The mutual fund giant, Vanguard, reports that this cohort started to save at earlier ages than its elders, and many of them have retirement accounts that are on track for a relatively secure retirement.

Starting Behind the 8-Ball

Before we get into the numbers and prospects for this generation, let’s review some of the headwinds they have faced.

Many millennials came of age just as the dot-com bubble and the Great Recession of 2008-2009 wrecked the economy — and their chances of finding a good job. On top of that, college education costs were soaring at unprecedented rates, saddling many with huge piles of student debt. The average millennial, now 28-to-43 years old, carries a student loan debt of about $33,000. That puts a big dent in their net worth. Add another $6,500 in average credit card debt, according to the credit rating agency Experian, and the exorbitant cost of child care.

That helps explain why this generation has trailed behind its elders in marrying, starting families, buying homes, and accumulating wealth.

Generations Birth Year
Greatest Generation 1901-1927
Silent Generation 1928-1945
Baby Boomers 1946-1964
Generation X 1965-1980
Millennials 1981-1996
Generation Z 1997-2012
Generation Alpha 2013-Present


It’s Not All Bad News

This generation is pragmatic, tech-savvy, and deeply influenced by the economic events of their formative years.

A study by the Pew Research Center found that many millennials, having entered the workforce during or in the aftermath of two of the worst economic downturns in recent history, have developed a cautious approach to spending with a heightened emphasis on financial security.

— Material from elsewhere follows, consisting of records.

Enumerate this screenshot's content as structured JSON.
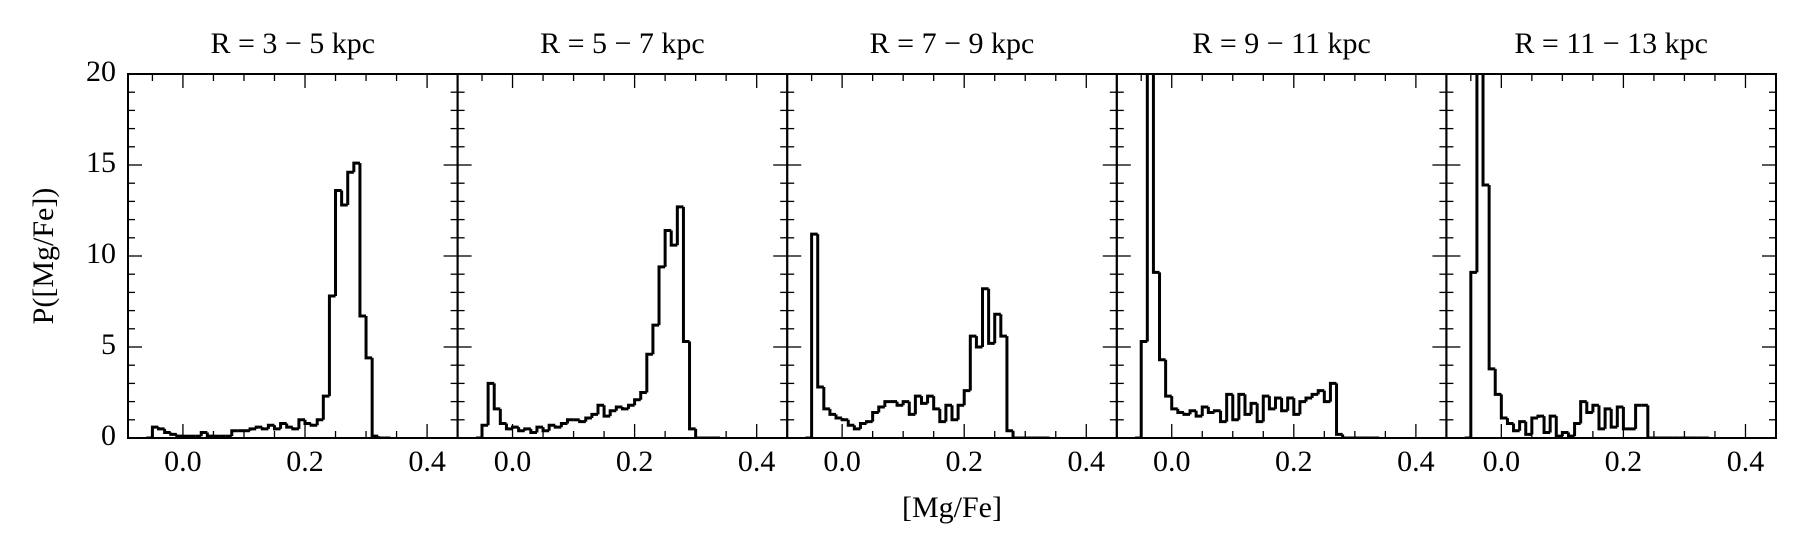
{
  "chart_data": [
    {
      "type": "histogram",
      "title": "R = 3 − 5 kpc",
      "y_label": "P([Mg/Fe])",
      "color": "#000000",
      "bins": [
        -0.06,
        -0.05,
        -0.04,
        -0.03,
        -0.02,
        -0.01,
        0.0,
        0.01,
        0.02,
        0.03,
        0.04,
        0.05,
        0.06,
        0.07,
        0.08,
        0.09,
        0.1,
        0.11,
        0.12,
        0.13,
        0.14,
        0.15,
        0.16,
        0.17,
        0.18,
        0.19,
        0.2,
        0.21,
        0.22,
        0.23,
        0.24,
        0.25,
        0.26,
        0.27,
        0.28,
        0.29,
        0.3,
        0.31,
        0.32,
        0.33,
        0.34
      ],
      "counts": [
        0,
        0.6,
        0.5,
        0.3,
        0.2,
        0.1,
        0.1,
        0.1,
        0.1,
        0.3,
        0.1,
        0.1,
        0.1,
        0.1,
        0.4,
        0.4,
        0.4,
        0.5,
        0.6,
        0.5,
        0.7,
        0.5,
        0.8,
        0.6,
        0.5,
        1.0,
        0.8,
        0.7,
        1.0,
        2.3,
        7.8,
        13.6,
        12.8,
        14.6,
        15.1,
        6.7,
        4.4,
        0.1,
        0,
        0
      ],
      "xlim": [
        -0.09,
        0.45
      ],
      "xticks": [
        {
          "value": 0,
          "label": "0.0"
        },
        0.2,
        0.4
      ],
      "ylim": [
        0,
        20
      ],
      "yticks": [
        0,
        5,
        10,
        15,
        20
      ]
    },
    {
      "type": "histogram",
      "title": "R = 5 − 7 kpc",
      "color": "#000000",
      "bins": [
        -0.06,
        -0.05,
        -0.04,
        -0.03,
        -0.02,
        -0.01,
        0.0,
        0.01,
        0.02,
        0.03,
        0.04,
        0.05,
        0.06,
        0.07,
        0.08,
        0.09,
        0.1,
        0.11,
        0.12,
        0.13,
        0.14,
        0.15,
        0.16,
        0.17,
        0.18,
        0.19,
        0.2,
        0.21,
        0.22,
        0.23,
        0.24,
        0.25,
        0.26,
        0.27,
        0.28,
        0.29,
        0.3,
        0.31,
        0.32,
        0.33,
        0.34
      ],
      "counts": [
        0,
        0.7,
        3.0,
        1.6,
        0.8,
        0.5,
        0.6,
        0.4,
        0.5,
        0.3,
        0.6,
        0.4,
        0.7,
        0.6,
        0.8,
        1.0,
        1.0,
        0.9,
        1.1,
        1.3,
        1.8,
        1.2,
        1.5,
        1.7,
        1.6,
        1.8,
        2.1,
        2.5,
        4.6,
        6.2,
        9.4,
        11.4,
        10.6,
        12.7,
        5.3,
        0.5,
        0,
        0,
        0,
        0
      ],
      "xlim": [
        -0.09,
        0.45
      ],
      "xticks": [
        {
          "value": 0,
          "label": "0.0"
        },
        0.2,
        0.4
      ]
    },
    {
      "type": "histogram",
      "title": "R = 7 − 9 kpc",
      "x_label": "[Mg/Fe]",
      "color": "#000000",
      "bins": [
        -0.06,
        -0.05,
        -0.04,
        -0.03,
        -0.02,
        -0.01,
        0.0,
        0.01,
        0.02,
        0.03,
        0.04,
        0.05,
        0.06,
        0.07,
        0.08,
        0.09,
        0.1,
        0.11,
        0.12,
        0.13,
        0.14,
        0.15,
        0.16,
        0.17,
        0.18,
        0.19,
        0.2,
        0.21,
        0.22,
        0.23,
        0.24,
        0.25,
        0.26,
        0.27,
        0.28,
        0.29,
        0.3,
        0.31,
        0.32,
        0.33,
        0.34
      ],
      "counts": [
        0,
        11.2,
        2.8,
        1.6,
        1.3,
        1.1,
        1.0,
        0.7,
        0.5,
        0.8,
        0.9,
        1.4,
        1.7,
        2.0,
        2.0,
        1.8,
        2.0,
        1.3,
        2.3,
        1.9,
        2.3,
        1.6,
        0.9,
        1.8,
        1.0,
        1.8,
        2.6,
        5.6,
        5.0,
        8.2,
        5.2,
        6.8,
        5.6,
        0.4,
        0,
        0,
        0,
        0,
        0,
        0
      ],
      "xlim": [
        -0.09,
        0.45
      ],
      "xticks": [
        {
          "value": 0,
          "label": "0.0"
        },
        0.2,
        0.4
      ]
    },
    {
      "type": "histogram",
      "title": "R = 9 − 11 kpc",
      "color": "#000000",
      "bins": [
        -0.06,
        -0.05,
        -0.04,
        -0.03,
        -0.02,
        -0.01,
        0.0,
        0.01,
        0.02,
        0.03,
        0.04,
        0.05,
        0.06,
        0.07,
        0.08,
        0.09,
        0.1,
        0.11,
        0.12,
        0.13,
        0.14,
        0.15,
        0.16,
        0.17,
        0.18,
        0.19,
        0.2,
        0.21,
        0.22,
        0.23,
        0.24,
        0.25,
        0.26,
        0.27,
        0.28,
        0.29,
        0.3,
        0.31,
        0.32,
        0.33,
        0.34
      ],
      "counts": [
        0,
        5.3,
        28,
        9.1,
        4.3,
        2.3,
        1.6,
        1.4,
        1.3,
        1.5,
        1.2,
        1.7,
        1.4,
        1.5,
        0.9,
        2.4,
        1.0,
        2.4,
        1.3,
        1.9,
        0.9,
        2.3,
        1.6,
        2.2,
        1.5,
        2.2,
        1.3,
        2.0,
        2.2,
        2.4,
        2.6,
        2.0,
        3.0,
        0.2,
        0,
        0,
        0,
        0,
        0,
        0
      ],
      "xlim": [
        -0.09,
        0.45
      ],
      "xticks": [
        {
          "value": 0,
          "label": "0.0"
        },
        0.2,
        0.4
      ]
    },
    {
      "type": "histogram",
      "title": "R = 11 − 13 kpc",
      "color": "#000000",
      "bins": [
        -0.06,
        -0.05,
        -0.04,
        -0.03,
        -0.02,
        -0.01,
        0.0,
        0.01,
        0.02,
        0.03,
        0.04,
        0.05,
        0.06,
        0.07,
        0.08,
        0.09,
        0.1,
        0.11,
        0.12,
        0.13,
        0.14,
        0.15,
        0.16,
        0.17,
        0.18,
        0.19,
        0.2,
        0.21,
        0.22,
        0.23,
        0.24,
        0.25,
        0.26,
        0.27,
        0.28,
        0.29,
        0.3,
        0.31,
        0.32,
        0.33,
        0.34
      ],
      "counts": [
        0,
        9.1,
        25,
        13.9,
        3.8,
        2.4,
        1.1,
        0.8,
        0.4,
        0.9,
        0.2,
        1.1,
        1.2,
        0.3,
        1.2,
        0.1,
        0.3,
        0.1,
        0.8,
        2.0,
        1.4,
        1.8,
        0.5,
        1.6,
        0.6,
        1.7,
        0.5,
        0.5,
        1.8,
        1.8,
        0,
        0,
        0,
        0,
        0,
        0,
        0,
        0,
        0,
        0
      ],
      "xlim": [
        -0.09,
        0.45
      ],
      "xticks": [
        {
          "value": 0,
          "label": "0.0"
        },
        0.2,
        0.4
      ]
    }
  ]
}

The Vanguard report shows that older millennials are on par with or ahead of Gen Z and Baby Boomers in saving enough to replace income in retirement.

Separately, a report by Fidelity Investments shows the average millennial started saving for retirement at age 24, which is considerably earlier than previous generations. Compounding and other factors can lead to substantially higher retirement nest eggs.

All the research points to the fact that many 401(k) and other retirement plans are now the default option for many employers, meaning you have to opt-out if you don’t want to contribute money from your paycheck to a retirement account. These automatic enrollment plans make participation much more likely and help establish a pattern of saving from a worker’s very first day on the job.

It’s one of the rare instances where our inherent laziness might work in our favor!

A Look At The Numbers

Vanguard found that 60 percent of workers now automatically enroll, up dramatically from just 10 percent in 2006.

The report says that workers who earn $61,000 a year are on track, or very close, to being able to replace enough of their income to cover their spending needs in retirement. By contrast, Baby Boomers and Gen-Xers earning the same amount cannot make the same claim.

It’s also worth noting that millennials are the most educated generation ever. A much larger percentage have college degrees compared to earlier generations, and a college education strongly correlates with higher incomes.

Because of the economic headwinds they faced, millennials’ earnings were initially behind those of older generations. However, a study by Boston College’s Center for Retirement Research found that their earnings started to catch up in their 30s, but they still trail behind in terms of wealth accumulation.

Conclusions

Of course, any long-term projections are complicated. Millennials are likely to face much longer periods of retirement as life expectancy rises, and there remains uncertainty about whether the Social Security safety net will still be in place decades from now.

Also, the retirement prospects for lower-income workers remain challenging across all generations. A GoBankingRate survey found that nearly half of all Americans have less than $500 in savings.

One commonly used metric to see if you are on track for a comfortable retirement is to save the equivalent of your salary by age 30, 2x your salary by 35, 3x by age 40, and follow that pattern every five years. That way, you should have 10-12 times your salary saved by age 67.

Despite lots of data, we may not know how this plays out for millennials for another 30 or 40 years.